You should also review tax assessments and income and expenses of competing properties. You might be surprised to find comparable properties that are assessed and taxed less than yours. Find out why.
With this information an attorney who specializes in this field can put together a pro forma evaluation that will emulate the considerations a potential investor or purchaser would assume regarding your property.
For non-rent producing properties like owner occupied buildings and businesses, the process is a little bit different because you need to estimate potential income and expenses from rent producing comparable properties nearby. You can supply your attorney with information on similar properties. He/she will be able to look up the tax assessments and the estimated income and expenses that should be utilized by the assessor for those properties.
All this information should be distilled into a concise memorandum to be supplied to the Tax Commission for consideration. Now, you have to add the secret sauce - the special nature of your property. This, in addition to the raw data put together above, can help produce a further reduction of taxes. This could be for example, the landmark status, or a nearby property that is a nuisance such as a nearby homeless shelter. The age and condition of the building, the configuration of the floor plates, columns, location on the block, and capacity of elevators. It’s important to have photographs of all of the negative features of your building. It also helpful to present the condition of a space recently vacated by a tenant, which will require a major upgrade to put it in leasable condition.
The market value is determined by estimating the gross and net income potential of the property. However, the factors described above will have an important part in how much to discount actual income and how much to bolster operating expenses.

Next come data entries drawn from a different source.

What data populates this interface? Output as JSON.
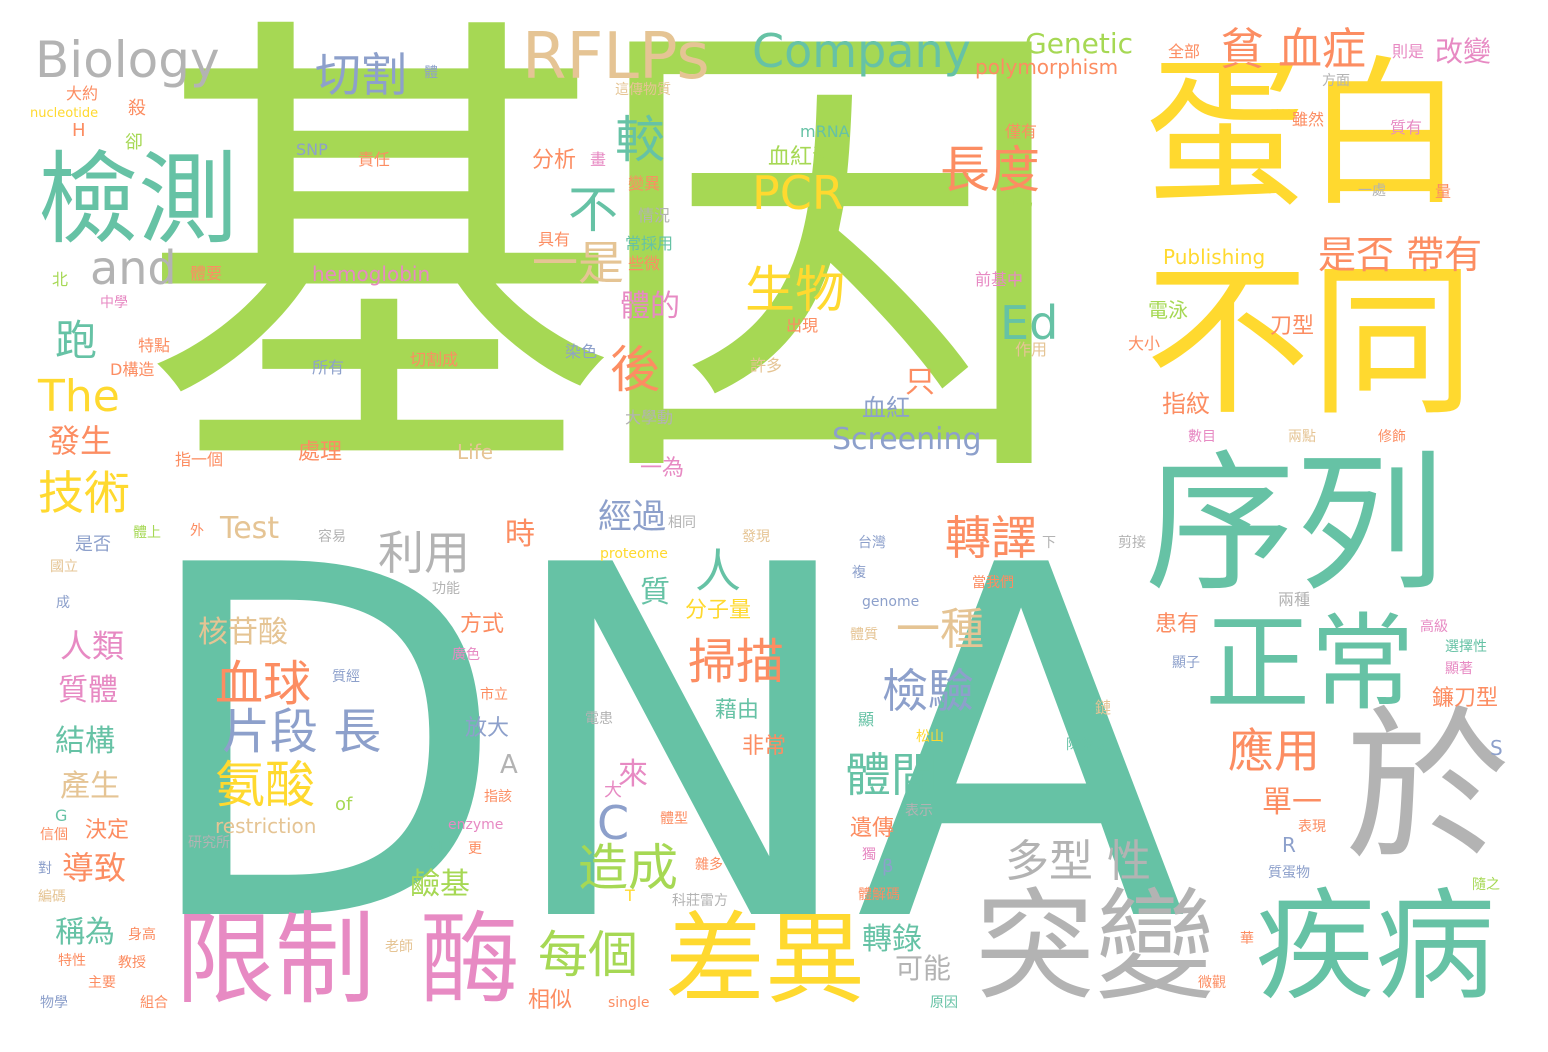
{
  "colors": {
    "green": "#a6d854",
    "teal": "#66c2a5",
    "yellow": "#ffd92f",
    "gray": "#b3b3b3",
    "orange": "#fc8d62",
    "blue": "#8da0cb",
    "pink": "#e78ac3",
    "tan": "#e5c494"
  },
  "words": [
    {
      "text": "基因",
      "color": "green"
    },
    {
      "text": "DNA",
      "color": "teal"
    },
    {
      "text": "蛋白",
      "color": "yellow"
    },
    {
      "text": "不同",
      "color": "yellow"
    },
    {
      "text": "序列",
      "color": "teal"
    },
    {
      "text": "於",
      "color": "gray"
    },
    {
      "text": "檢測",
      "color": "teal"
    },
    {
      "text": "突變",
      "color": "gray"
    },
    {
      "text": "疾病",
      "color": "teal"
    },
    {
      "text": "限制",
      "color": "pink"
    },
    {
      "text": "酶",
      "color": "pink"
    },
    {
      "text": "差異",
      "color": "yellow"
    },
    {
      "text": "正常",
      "color": "teal"
    },
    {
      "text": "RFLPs",
      "color": "tan"
    },
    {
      "text": "Company",
      "color": "teal"
    },
    {
      "text": "Biology",
      "color": "gray"
    },
    {
      "text": "切割",
      "color": "blue"
    },
    {
      "text": "貧 血症",
      "color": "orange"
    },
    {
      "text": "Genetic",
      "color": "green"
    },
    {
      "text": "polymorphism",
      "color": "orange"
    },
    {
      "text": "改變",
      "color": "pink"
    },
    {
      "text": "and",
      "color": "gray"
    },
    {
      "text": "PCR",
      "color": "yellow"
    },
    {
      "text": "長度",
      "color": "orange"
    },
    {
      "text": "生物",
      "color": "yellow"
    },
    {
      "text": "Ed",
      "color": "teal"
    },
    {
      "text": "是否 帶有",
      "color": "orange"
    },
    {
      "text": "一是",
      "color": "tan"
    },
    {
      "text": "不",
      "color": "teal"
    },
    {
      "text": "較",
      "color": "teal"
    },
    {
      "text": "後",
      "color": "orange"
    },
    {
      "text": "The",
      "color": "yellow"
    },
    {
      "text": "跑",
      "color": "teal"
    },
    {
      "text": "技術",
      "color": "yellow"
    },
    {
      "text": "發生",
      "color": "orange"
    },
    {
      "text": "利用",
      "color": "gray"
    },
    {
      "text": "人",
      "color": "teal"
    },
    {
      "text": "轉譯",
      "color": "orange"
    },
    {
      "text": "一種",
      "color": "tan"
    },
    {
      "text": "掃描",
      "color": "orange"
    },
    {
      "text": "血球",
      "color": "orange"
    },
    {
      "text": "片段 長",
      "color": "blue"
    },
    {
      "text": "氨酸",
      "color": "yellow"
    },
    {
      "text": "檢驗",
      "color": "blue"
    },
    {
      "text": "體間",
      "color": "teal"
    },
    {
      "text": "應用",
      "color": "orange"
    },
    {
      "text": "多型 性",
      "color": "gray"
    },
    {
      "text": "造成",
      "color": "green"
    },
    {
      "text": "每個",
      "color": "green"
    },
    {
      "text": "C",
      "color": "blue"
    },
    {
      "text": "Screening",
      "color": "blue"
    },
    {
      "text": "核苷酸",
      "color": "tan"
    },
    {
      "text": "人類",
      "color": "pink"
    },
    {
      "text": "質體",
      "color": "pink"
    },
    {
      "text": "結構",
      "color": "teal"
    },
    {
      "text": "產生",
      "color": "tan"
    },
    {
      "text": "導致",
      "color": "orange"
    },
    {
      "text": "稱為",
      "color": "teal"
    },
    {
      "text": "轉錄",
      "color": "teal"
    },
    {
      "text": "鹼基",
      "color": "green"
    },
    {
      "text": "經過",
      "color": "blue"
    },
    {
      "text": "Test",
      "color": "tan"
    },
    {
      "text": "體的",
      "color": "pink"
    },
    {
      "text": "只",
      "color": "orange"
    },
    {
      "text": "血紅素",
      "color": "green"
    },
    {
      "text": "hemoglobin",
      "color": "pink"
    },
    {
      "text": "Publishing",
      "color": "yellow"
    },
    {
      "text": "Life",
      "color": "tan"
    },
    {
      "text": "restriction",
      "color": "tan"
    },
    {
      "text": "proteome",
      "color": "yellow"
    },
    {
      "text": "genome",
      "color": "blue"
    },
    {
      "text": "enzyme",
      "color": "pink"
    },
    {
      "text": "single",
      "color": "orange"
    },
    {
      "text": "mRNA",
      "color": "teal"
    },
    {
      "text": "SNP",
      "color": "blue"
    },
    {
      "text": "nucleotide",
      "color": "yellow"
    },
    {
      "text": "分析",
      "color": "orange"
    },
    {
      "text": "處理",
      "color": "orange"
    },
    {
      "text": "時",
      "color": "orange"
    },
    {
      "text": "質",
      "color": "teal"
    },
    {
      "text": "來",
      "color": "pink"
    },
    {
      "text": "單一",
      "color": "orange"
    },
    {
      "text": "指紋",
      "color": "orange"
    },
    {
      "text": "血紅",
      "color": "blue"
    },
    {
      "text": "刀型",
      "color": "orange"
    },
    {
      "text": "電泳",
      "color": "green"
    },
    {
      "text": "鐮刀型",
      "color": "orange"
    },
    {
      "text": "患有",
      "color": "orange"
    },
    {
      "text": "分子量",
      "color": "yellow"
    },
    {
      "text": "一為",
      "color": "pink"
    },
    {
      "text": "可能",
      "color": "gray"
    },
    {
      "text": "遺傳",
      "color": "orange"
    },
    {
      "text": "藉由",
      "color": "teal"
    },
    {
      "text": "非常",
      "color": "orange"
    },
    {
      "text": "放大",
      "color": "blue"
    },
    {
      "text": "方式",
      "color": "orange"
    },
    {
      "text": "相似",
      "color": "orange"
    },
    {
      "text": "決定",
      "color": "orange"
    },
    {
      "text": "of",
      "color": "green"
    },
    {
      "text": "A",
      "color": "gray"
    },
    {
      "text": "M",
      "color": "teal"
    },
    {
      "text": "R",
      "color": "blue"
    },
    {
      "text": "S",
      "color": "blue"
    },
    {
      "text": "H",
      "color": "orange"
    },
    {
      "text": "G",
      "color": "teal"
    },
    {
      "text": "β",
      "color": "blue"
    },
    {
      "text": "大",
      "color": "pink"
    },
    {
      "text": "全部",
      "color": "orange"
    },
    {
      "text": "則是",
      "color": "pink"
    },
    {
      "text": "方面",
      "color": "gray"
    },
    {
      "text": "雖然",
      "color": "orange"
    },
    {
      "text": "質有",
      "color": "pink"
    },
    {
      "text": "一處",
      "color": "gray"
    },
    {
      "text": "量",
      "color": "orange"
    },
    {
      "text": "僅有",
      "color": "orange"
    },
    {
      "text": "極為",
      "color": "green"
    },
    {
      "text": "責任",
      "color": "orange"
    },
    {
      "text": "畫",
      "color": "pink"
    },
    {
      "text": "這傳物質",
      "color": "tan"
    },
    {
      "text": "卻",
      "color": "green"
    },
    {
      "text": "殺",
      "color": "orange"
    },
    {
      "text": "大約",
      "color": "orange"
    },
    {
      "text": "體",
      "color": "blue"
    },
    {
      "text": "變異",
      "color": "orange"
    },
    {
      "text": "情況",
      "color": "gray"
    },
    {
      "text": "具有",
      "color": "orange"
    },
    {
      "text": "常採用",
      "color": "teal"
    },
    {
      "text": "些微",
      "color": "orange"
    },
    {
      "text": "體要",
      "color": "orange"
    },
    {
      "text": "北",
      "color": "green"
    },
    {
      "text": "中學",
      "color": "pink"
    },
    {
      "text": "特點",
      "color": "orange"
    },
    {
      "text": "D構造",
      "color": "orange"
    },
    {
      "text": "所有",
      "color": "blue"
    },
    {
      "text": "切割成",
      "color": "orange"
    },
    {
      "text": "染色",
      "color": "blue"
    },
    {
      "text": "許多",
      "color": "tan"
    },
    {
      "text": "出現",
      "color": "orange"
    },
    {
      "text": "前基中",
      "color": "pink"
    },
    {
      "text": "作用",
      "color": "tan"
    },
    {
      "text": "大小",
      "color": "orange"
    },
    {
      "text": "大學動",
      "color": "gray"
    },
    {
      "text": "指一個",
      "color": "orange"
    },
    {
      "text": "數目",
      "color": "pink"
    },
    {
      "text": "兩點",
      "color": "tan"
    },
    {
      "text": "修飾",
      "color": "orange"
    },
    {
      "text": "是否",
      "color": "blue"
    },
    {
      "text": "體上",
      "color": "green"
    },
    {
      "text": "外",
      "color": "orange"
    },
    {
      "text": "容易",
      "color": "gray"
    },
    {
      "text": "相同",
      "color": "gray"
    },
    {
      "text": "發現",
      "color": "tan"
    },
    {
      "text": "台灣",
      "color": "blue"
    },
    {
      "text": "下",
      "color": "gray"
    },
    {
      "text": "剪接",
      "color": "gray"
    },
    {
      "text": "國立",
      "color": "tan"
    },
    {
      "text": "功能",
      "color": "gray"
    },
    {
      "text": "複",
      "color": "blue"
    },
    {
      "text": "當我們",
      "color": "orange"
    },
    {
      "text": "兩種",
      "color": "gray"
    },
    {
      "text": "成",
      "color": "blue"
    },
    {
      "text": "廣色",
      "color": "pink"
    },
    {
      "text": "體質",
      "color": "tan"
    },
    {
      "text": "顯子",
      "color": "blue"
    },
    {
      "text": "高級",
      "color": "pink"
    },
    {
      "text": "選擇性",
      "color": "teal"
    },
    {
      "text": "顯著",
      "color": "pink"
    },
    {
      "text": "質經",
      "color": "blue"
    },
    {
      "text": "市立",
      "color": "orange"
    },
    {
      "text": "電患",
      "color": "gray"
    },
    {
      "text": "鏈",
      "color": "tan"
    },
    {
      "text": "顯",
      "color": "teal"
    },
    {
      "text": "松山",
      "color": "yellow"
    },
    {
      "text": "陳俊宏",
      "color": "teal"
    },
    {
      "text": "指該",
      "color": "orange"
    },
    {
      "text": "表示",
      "color": "gray"
    },
    {
      "text": "體型",
      "color": "orange"
    },
    {
      "text": "表現",
      "color": "orange"
    },
    {
      "text": "研究所",
      "color": "gray"
    },
    {
      "text": "信個",
      "color": "orange"
    },
    {
      "text": "對",
      "color": "blue"
    },
    {
      "text": "更",
      "color": "orange"
    },
    {
      "text": "雜多",
      "color": "orange"
    },
    {
      "text": "獨",
      "color": "pink"
    },
    {
      "text": "質蛋物",
      "color": "blue"
    },
    {
      "text": "隨之",
      "color": "green"
    },
    {
      "text": "編碼",
      "color": "tan"
    },
    {
      "text": "身高",
      "color": "orange"
    },
    {
      "text": "T",
      "color": "yellow"
    },
    {
      "text": "科莊雷方",
      "color": "gray"
    },
    {
      "text": "體解碼",
      "color": "orange"
    },
    {
      "text": "華",
      "color": "orange"
    },
    {
      "text": "老師",
      "color": "tan"
    },
    {
      "text": "特性",
      "color": "orange"
    },
    {
      "text": "教授",
      "color": "orange"
    },
    {
      "text": "組合",
      "color": "orange"
    },
    {
      "text": "原因",
      "color": "teal"
    },
    {
      "text": "微觀",
      "color": "orange"
    },
    {
      "text": "主要",
      "color": "orange"
    },
    {
      "text": "物學",
      "color": "blue"
    }
  ]
}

There is so much truth to the adage that every property has unique features. Identifying any negative aspects or challenges your property faces is the best way to give you an edge in negotiations with City officials who are charged with the responsibility of reviewing and agreeing to assessment and tax reductions. The more color you can give your property and the more compelling your attorney can be in representing it, the better the result will be.
Property taxes have been increasing for dozens of years, but rising crime, homelessness, vacant storefronts, and covid effects are factors that can be used to produce more successful outcomes.
Joel Marcus is a Partner at law firm Marcus & Pollack LLP, based in New York.